Furthermore, pre-trial proceedings based on agreement will interrupt the action and thereby suspend the limitation period, meaning that the parties are free to organise their pre-trial proceedings without fearing the expiry of the said period.
The aim is, in fact, to reverse the parties’ relation to judicial time by making the pre-trial proceedings dependent on the trial hearing and no longer the opposite.
Will the reform have a real impact on pre-trial proceedings based on agreement?
Nevertheless, we have reservations about the real impact of this provision. Indeed, entering into an Agreement on Participative Proceedings for the Pre-Trial Proceedings means each party waives its right to bring a plea of inadmissibility, a procedural plea or a claim based on the provisions of Article 47 of the French Code of Civil Procedure.

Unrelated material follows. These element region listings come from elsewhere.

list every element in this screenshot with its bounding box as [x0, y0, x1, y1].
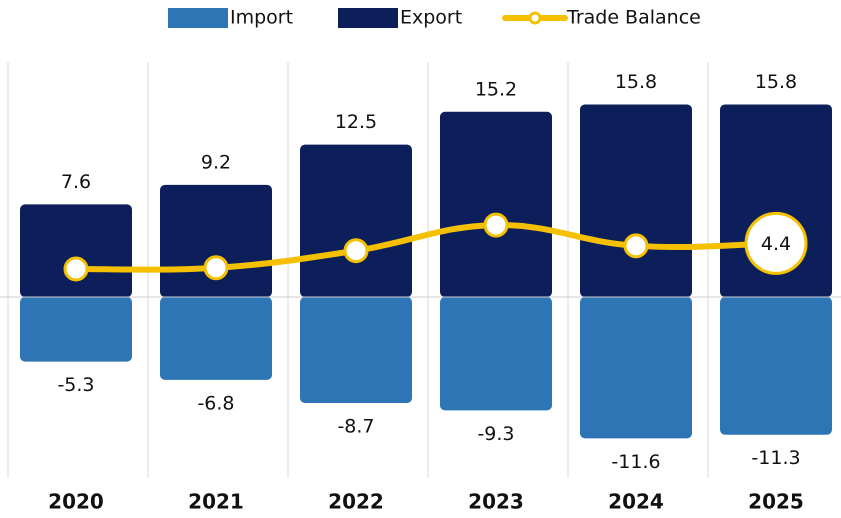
- legend-swatch: [168, 8, 228, 28]
- bar: [300, 297, 412, 404]
- bar: [20, 204, 132, 297]
- data-label: 9.2: [201, 151, 231, 173]
- legend-swatch: [528, 11, 542, 25]
- data-label: -11.3: [751, 447, 800, 469]
- data-label: 15.8: [615, 71, 657, 93]
- x-tick-label: 2023: [468, 490, 524, 514]
- marker: [483, 212, 509, 238]
- marker: [63, 256, 89, 282]
- x-tick-label: 2024: [608, 490, 664, 514]
- data-label: 12.5: [335, 111, 377, 133]
- bar: [20, 297, 132, 362]
- legend-swatch: [338, 8, 398, 28]
- bar: [580, 297, 692, 439]
- x-tick-label: 2020: [48, 490, 104, 514]
- legend-label: Trade Balance: [566, 7, 701, 29]
- x-tick-label: 2025: [748, 490, 804, 514]
- bar: [160, 297, 272, 380]
- data-label: -6.8: [197, 392, 234, 414]
- x-tick-label: 2022: [328, 490, 384, 514]
- data-label: -8.7: [337, 416, 374, 438]
- marker: [623, 233, 649, 259]
- data-label: 15.2: [475, 78, 517, 100]
- line: [75, 222, 777, 273]
- bar: [440, 297, 552, 411]
- data-label: 15.8: [755, 71, 797, 93]
- bar: [300, 144, 412, 297]
- legend-label: Import: [230, 7, 293, 29]
- data-label: -9.3: [477, 423, 514, 445]
- data-label: 4.4: [761, 233, 791, 255]
- data-label: -5.3: [57, 374, 94, 396]
- marker: [343, 238, 369, 264]
- data-label: 7.6: [61, 171, 91, 193]
- legend-label: Export: [400, 7, 462, 29]
- marker: [203, 255, 229, 281]
- bar: [440, 111, 552, 297]
- data-label: -11.6: [611, 451, 660, 473]
- marker: [744, 211, 808, 275]
- bar: [580, 104, 692, 297]
- x-tick-label: 2021: [188, 490, 244, 514]
- bar: [720, 297, 832, 435]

By doing so, the parties will have to do a lot of preparatory work and be particularly vigilant from the beginning of the proceedings in order to determine whether or not it will be possible to bring these grounds forth, which may discourage them.
Furthermore, this externalisation of the pre-trial proceedings is based on mechanisms that already exist under French Law, namely participative proceedings and lawyers’ deeds. Yet, when looking at the last few years, one can notice that these mechanisms failed to win unanimous support from legal professionals and were actually very rarely used.
This reform actually recycles pre-existing mechanisms and is likely to be confronted with the same weaknesses as those observed over the last few years.
And what about the extending powers of the judge in charge of procedural matters?
A much more marking innovation of pre-trial proceedings is the extension of the power of Judges in charge of Procedural Matters to settling inadmissibility pleas.
This is even stronger considering that, on the one hand, a mechanism is provided for so that the Judge in charge of Procedural Matters can settle an inadmissibility plea, including when a decision is to be handed down again regarding a question relating to the merits of the case.
On the other hand, the parties cannot raise an inadmissibility plea after the case is removed from the Judge in charge of Procedural Matters’ docket.
And finally, the Orders from the Judge in charge of Procedural Matters settling inadmissibility pleas will have res judicata as an exception.
This is therefore a true mechanism of getting rid of procedural pleas and this mechanism is welcomed by legal professionals since it will, at last, avoid proceedings being extended uselessly when it is obvious they are inadmissible.